Утром на обязательной физзарядке на свежем воздухе в отсутствие вьюги и сумерек мы первый раз разглядели здание учреждения. Это был широкий двухэтажный деревянный дом с круглыми колоннами, балконами, мезонином. Выцветшая известка, вывернутые в отдельных местах доски в обшивке фасада придавали унылый вид старому зданию довоенной постройки. Впрочем, его постояльцев от ощущения неуютности спасала чистота внутри корпуса и радужный глянец, которым блестели стены и потолки.

С началом учебы мы приняли условия санаторного режима проживания: в семь утра подъем, зарядка, умывание и уборка постели, завтрак, учеба, в час дня - обед, потом сончас, снова зарядка, чашка чая на полдник, по окончании которого вплоть до ужина детям предоставлялось право свободы действий. Кто-то в это время гулял на свежем воздухе, мальчишки гоняли по сугробам мяч или катались на санках, кто-то занимался уроками или сидел в библиотеке, кто-то в праздной болтовне давил панцирную кровать в палате. С последним явлением медсестры усердно боролись, принуждая где словом, где силой каждого залежавшегося обывателя побольше времени проводить вне стен корпуса, дышать воздухом соснового леса.

На завтрак и обед нам давали в небольших бумажных кулечках белый порошок, кислый вкус которого невозможно было принять без содрогания, сколько бы к нему не старались привыкнуть. Нам с Саней, кроме этого, первые полтора месяца на большой перемене приходилось являться на укол в процедурную. Сорока положенным уколам мы вели обратный отсчет. Было два раствора для инъекций – один бесцветный, другой красноватого оттенка. Для красного раствора мы подставляли плечо без испуга, а для белого – стиснув зубы. Потому что следствием такой инъекции был пятиминутный паралич руки и тупая боль, словно тебе в плечо со всего маха врезали кулаком. В марте счет назначенным уколам подошел к нулю, и мы ликовали от такого маленького житейского счастья.
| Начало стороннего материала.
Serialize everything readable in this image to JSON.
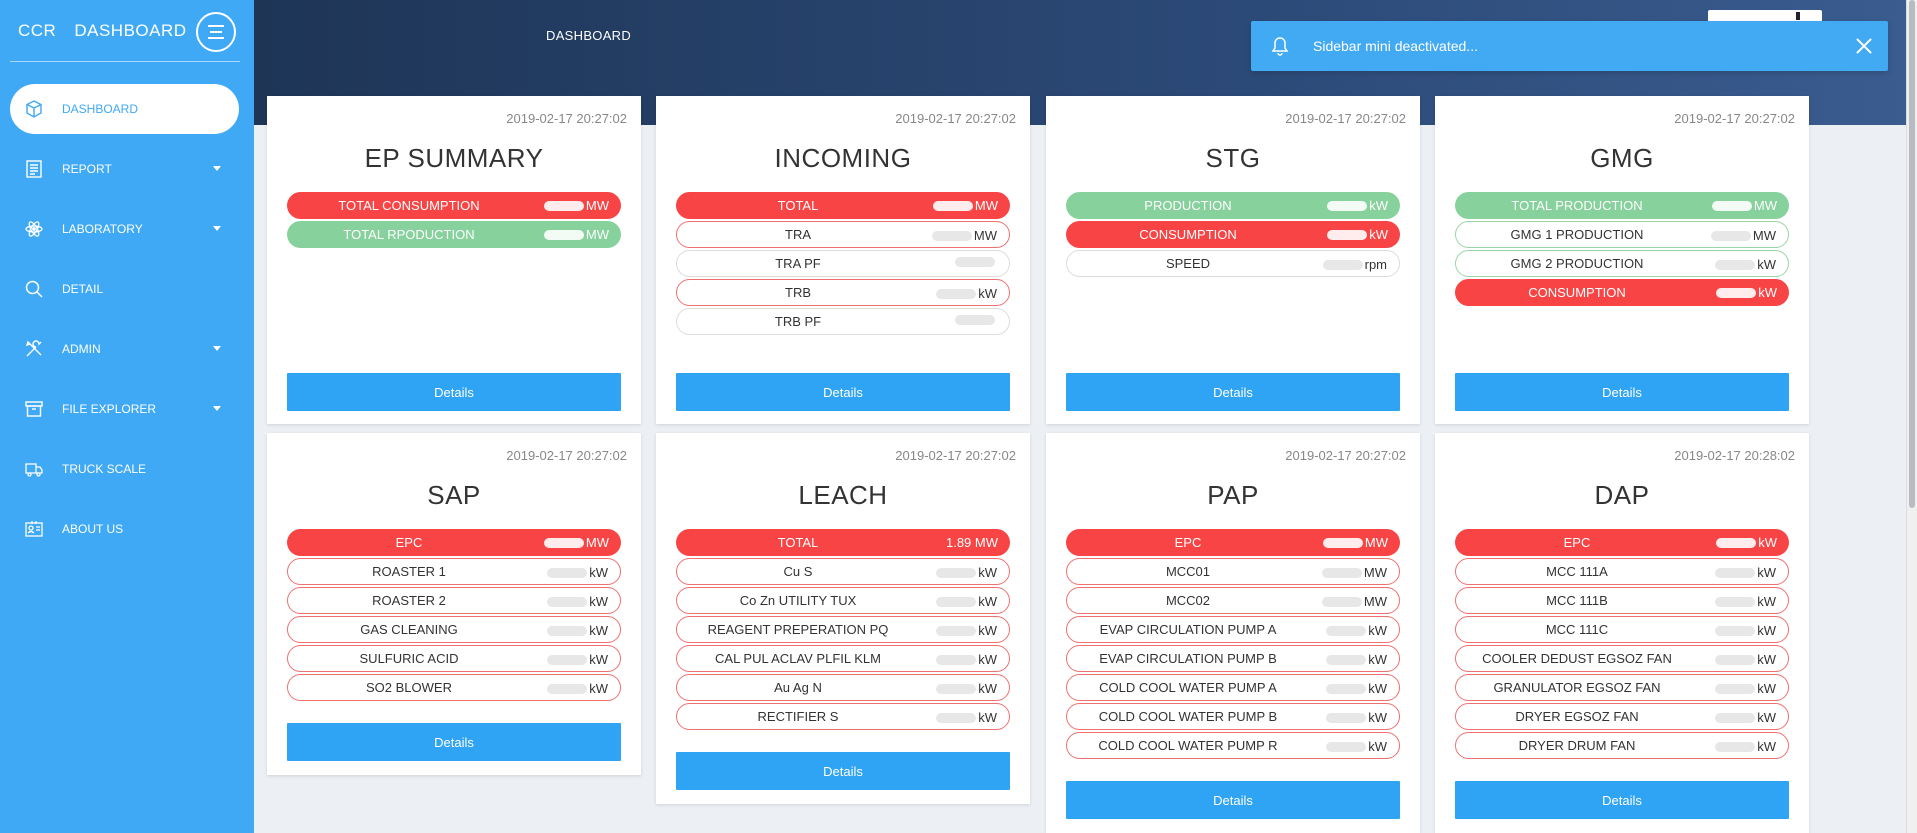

Кормили в учреждении отменно, что прямо входило в стандарт санаторного лечения. В воскресенье на завтрак баловали пирожками с повидлом, варениками, булочками с картошкой или горячим слоеным пирогом, причем в самом аппетитном виде и неограниченном количестве. Воскресный день для ребят, оторванных от домашнего уюта и родительского тепла, становился отдохновением. Подъем переносился с семи часов на девять утра, не было учебных занятий и сознание радовала перспектива весь день провалять дурака, что для школьника средних лет является самым замечательным из времяпровождений. Сдобный аромат, с раннего утра источавшийся из поварского отделения, врывавшийся в пробуждающиеся палаты, несомненно, смягчал для обывателей казенную действительность.

Раз в полмесяца нас водили в санаторный клуб смотреть кино. Клуб представлял из себя прямоугольную бетонную коробку и изнутри состоял из малоформатного экрана и небольшого количества деревянных откидных сидений. Фильмы были разношерстными. Показывали занудные социальные драмы о советском быте, посредственные боевики национальных союзных республик, но иногда случались редкие исключения в виде «Человека из Рио» с молодым Бельмондо, гангстерского триллера о довоенном Чикаго с категорией «16+».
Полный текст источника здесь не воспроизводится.